From Slave To Pilot
During the war Feliks Chustecki was forced to work as a slave in a Russian
labour camp. When Hitler attacked Russia he became a pilot in the Free
Polish Air Force and arrived in Britain.
For many more stories of wartime suffering please visit
My name is Feliks Chustecki and in my life I have been the following:
Schoolboy. Slave labourer. Refugee. Cadet. Trainee Pilot. Teacher.
I was born in Poland but now I live in Coventry in England. I am on the
panel of Elders because at 14 I was sent with my family to a slave labour
camp in Russia.
In 1939 all the newspapers were full of the possibility of war. In Poland
there were manoevres of the Polish Army as early as May 1939. I can remember
watching a big parade of our Polish Cavalry. The sight of 300 horses made a
big impression on me.
My schooling was interrupted at 14 when the Russians invaded Eastern Poland
at the same time that the Germans invaded Western Poland.
The Russian soldiers came on 10th February 1940. They woke us at 2 am and
told us we have one hour to get some things on the sledges and pull it to
the station. My father was guarded by a soldier while my Mother and I
collected what we could. We knew that we would all be shot if we tried to
run or resist.
Of course now children are supposed to be protected from everything, but at
that time we were just part of the game. There was no-one there to counsel
us. We were pushed into cattle trucks with many other families and then the
trucks were locked. There was no privacy, no food except the little bits we
had brought. We could not get out for anything at all even if people were
sick or died, and there were guards there to shoot us if we tried to escape.
Our journey would last a whole month. Every few days we were given water and
for the first week we only got that, then after the second week we were
given salt fish soup and some bread.
In the labour camp we heard nothing of the outside world, only rumours
brought by strangers and of course they told us only that Poland was
destroyed. We were in that camp for two years.
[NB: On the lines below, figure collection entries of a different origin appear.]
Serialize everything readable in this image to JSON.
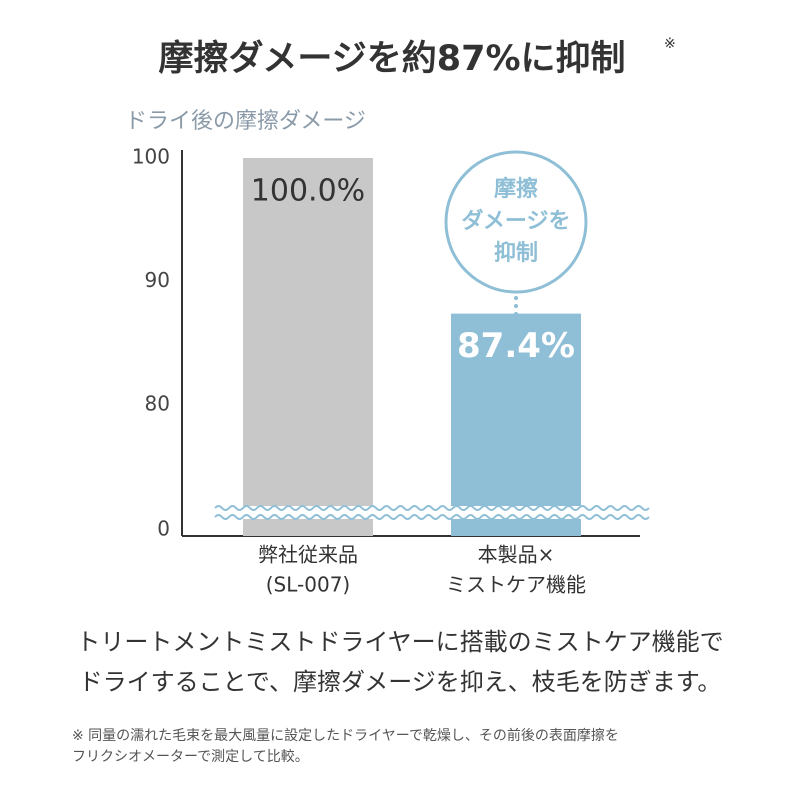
{
  "chart_data": {
    "type": "bar",
    "title": "摩擦ダメージを約87%に抑制",
    "title_note": "※",
    "subtitle": "ドライ後の摩擦ダメージ",
    "categories": [
      [
        "弊社従来品",
        "(SL-007)"
      ],
      [
        "本製品×",
        "ミストケア機能"
      ]
    ],
    "values": [
      100.0,
      87.4
    ],
    "value_labels": [
      "100.0%",
      "87.4%"
    ],
    "colors": [
      "#c8c8c8",
      "#8fbfd6"
    ],
    "ylim": [
      0,
      100
    ],
    "yticks": [
      0,
      80,
      90,
      100
    ],
    "ybreak": [
      0,
      80
    ],
    "annotation": [
      "摩擦",
      "ダメージを",
      "抑制"
    ]
  },
  "body": [
    "トリートメントミストドライヤーに搭載のミストケア機能で",
    "ドライすることで、摩擦ダメージを抑え、枝毛を防ぎます。"
  ],
  "footnote": [
    "※ 同量の濡れた毛束を最大風量に設定したドライヤーで乾燥し、その前後の表面摩擦を",
    "フリクシオメーターで測定して比較。"
  ]
}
When Hitler attacked Russia an amnesty was declared and we were allowed to
travel to southern Russia where a Polish army was forming. There were about
500 of us and first we travelled on barges drawn by tugs for hundreds of
miles, then train - we had 1,000 miles to travel. During the journey we had
little or no food - many died - until we arrived in Kazakhstan where Polish
forces were forming. Sick and starving though we were it was a joy to see
Polish soldiers and flags again.
I was to become a Cadet and have the honour of joining that army to fight to
re-create my lost country. Cadet School was based on Military Discipline. We
had visits from representatives of the Polish Air Force and the Army. This
was to recruit us to one or the other. We were all eager to get into action
after all the suffering we had been through and seen. We wanted to
contribute something to the effort. I was recruited to become a Pilot in the
Free Polish Air Force and so I came to Britain.